The alien abduction sequence, where a naked woman is drawn up into the cavernous interior of an extraterrestrial spacecraft, features (manipulated) generic stock model footage from Gerry Anderson's science fiction TV series Space: 1999.

Sylvia Sidney appears as Detective Nicholas's long-lost, traumatized mother in a nursing home. Andy Kaufman appears as a possessed policeman who goes on a shooting rampage at the Saint Patrick's Day parade — it was Kaufman's first role in any film, and the same footage was later used for the finale of a documentary called The Passion of Andy Kaufman, in a segment called "Thus Spake Zarathustra", with music by Eumir Deodato.

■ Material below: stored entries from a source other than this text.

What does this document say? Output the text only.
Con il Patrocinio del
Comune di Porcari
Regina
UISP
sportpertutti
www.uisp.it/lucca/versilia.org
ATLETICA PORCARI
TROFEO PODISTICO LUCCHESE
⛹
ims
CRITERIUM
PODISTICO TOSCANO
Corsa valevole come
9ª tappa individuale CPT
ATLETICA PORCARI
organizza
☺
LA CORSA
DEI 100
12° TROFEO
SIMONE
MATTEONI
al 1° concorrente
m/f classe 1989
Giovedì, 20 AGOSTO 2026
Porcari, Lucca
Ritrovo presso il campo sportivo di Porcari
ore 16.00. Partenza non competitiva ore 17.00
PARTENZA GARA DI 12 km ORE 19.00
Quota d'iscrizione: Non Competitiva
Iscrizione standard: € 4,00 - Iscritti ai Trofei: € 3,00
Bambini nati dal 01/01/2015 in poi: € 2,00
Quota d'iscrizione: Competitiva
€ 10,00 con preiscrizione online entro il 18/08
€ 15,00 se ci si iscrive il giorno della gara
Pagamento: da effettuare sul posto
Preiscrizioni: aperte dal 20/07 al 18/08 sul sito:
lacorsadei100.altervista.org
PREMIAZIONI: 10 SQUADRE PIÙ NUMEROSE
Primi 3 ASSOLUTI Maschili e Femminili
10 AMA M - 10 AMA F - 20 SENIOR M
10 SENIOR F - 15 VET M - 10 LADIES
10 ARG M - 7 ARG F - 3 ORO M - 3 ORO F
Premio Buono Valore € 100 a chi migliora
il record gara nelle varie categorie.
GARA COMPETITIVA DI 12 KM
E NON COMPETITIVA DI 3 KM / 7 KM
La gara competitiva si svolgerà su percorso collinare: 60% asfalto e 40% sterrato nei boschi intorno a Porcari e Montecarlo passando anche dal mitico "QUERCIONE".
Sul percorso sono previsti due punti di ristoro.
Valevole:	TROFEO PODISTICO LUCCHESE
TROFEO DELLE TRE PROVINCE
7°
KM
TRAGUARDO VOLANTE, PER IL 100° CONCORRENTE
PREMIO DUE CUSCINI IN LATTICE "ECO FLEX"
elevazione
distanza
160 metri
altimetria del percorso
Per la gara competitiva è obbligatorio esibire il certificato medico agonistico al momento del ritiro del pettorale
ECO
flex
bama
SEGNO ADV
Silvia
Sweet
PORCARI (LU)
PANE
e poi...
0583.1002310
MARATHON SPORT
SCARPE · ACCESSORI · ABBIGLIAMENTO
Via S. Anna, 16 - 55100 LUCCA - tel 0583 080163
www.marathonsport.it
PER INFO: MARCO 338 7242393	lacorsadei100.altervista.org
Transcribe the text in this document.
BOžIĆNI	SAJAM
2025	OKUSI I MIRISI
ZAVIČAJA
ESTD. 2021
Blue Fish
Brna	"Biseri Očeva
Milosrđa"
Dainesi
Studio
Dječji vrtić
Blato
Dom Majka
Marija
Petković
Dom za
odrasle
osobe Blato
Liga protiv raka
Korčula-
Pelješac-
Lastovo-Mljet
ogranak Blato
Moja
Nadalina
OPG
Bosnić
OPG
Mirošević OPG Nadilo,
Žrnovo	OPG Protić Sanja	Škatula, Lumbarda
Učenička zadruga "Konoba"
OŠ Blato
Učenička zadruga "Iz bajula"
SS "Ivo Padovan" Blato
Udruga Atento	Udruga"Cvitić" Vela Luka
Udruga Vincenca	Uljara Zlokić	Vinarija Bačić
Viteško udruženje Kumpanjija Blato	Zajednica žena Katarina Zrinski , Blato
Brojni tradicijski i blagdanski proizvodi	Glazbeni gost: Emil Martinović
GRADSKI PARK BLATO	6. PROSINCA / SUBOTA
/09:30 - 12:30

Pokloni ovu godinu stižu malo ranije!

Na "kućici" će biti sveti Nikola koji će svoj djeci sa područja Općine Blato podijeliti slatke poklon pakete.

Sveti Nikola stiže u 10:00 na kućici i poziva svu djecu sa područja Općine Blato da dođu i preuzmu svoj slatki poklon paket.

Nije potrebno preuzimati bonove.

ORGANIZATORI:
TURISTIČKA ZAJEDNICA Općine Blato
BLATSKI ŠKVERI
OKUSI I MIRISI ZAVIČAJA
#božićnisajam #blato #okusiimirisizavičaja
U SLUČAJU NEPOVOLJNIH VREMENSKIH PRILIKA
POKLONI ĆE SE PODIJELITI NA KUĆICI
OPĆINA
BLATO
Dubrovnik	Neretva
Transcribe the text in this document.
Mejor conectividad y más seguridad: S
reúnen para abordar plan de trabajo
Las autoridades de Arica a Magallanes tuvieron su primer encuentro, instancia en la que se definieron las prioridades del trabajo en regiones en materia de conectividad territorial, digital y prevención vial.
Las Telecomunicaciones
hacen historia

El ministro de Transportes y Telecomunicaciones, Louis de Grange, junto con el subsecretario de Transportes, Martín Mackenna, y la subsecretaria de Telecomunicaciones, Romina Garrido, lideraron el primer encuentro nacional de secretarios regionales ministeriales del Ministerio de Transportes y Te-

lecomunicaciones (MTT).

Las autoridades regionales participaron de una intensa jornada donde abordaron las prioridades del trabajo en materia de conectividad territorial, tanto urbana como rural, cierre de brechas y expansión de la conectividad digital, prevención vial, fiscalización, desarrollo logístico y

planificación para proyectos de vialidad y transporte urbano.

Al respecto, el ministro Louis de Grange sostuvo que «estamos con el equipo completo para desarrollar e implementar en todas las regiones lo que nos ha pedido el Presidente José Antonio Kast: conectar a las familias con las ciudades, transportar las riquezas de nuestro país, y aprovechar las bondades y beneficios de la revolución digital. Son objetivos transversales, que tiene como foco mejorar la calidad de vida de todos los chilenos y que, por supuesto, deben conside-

== Release and reception ==
The film was sold to New World Pictures. It did not perform well upon its original release and was re-issued under the title Demon.

Roger Ebert gave the film one star out of four. The film has since been reappraised, with Rolling Stone naming it one of the "20 Scariest Films You've Never Seen".

In the early 2010s, Time Out conducted a poll with several authors, directors, actors and critics who have worked within the horror genre to vote for their top horror films. God Told Me To placed at number 94 on their top 100 list.

 Metacritic, which uses a weighted average, assigned the a score of 55 out of 100, based on 6 critics, indicating "mixed or average" reviews.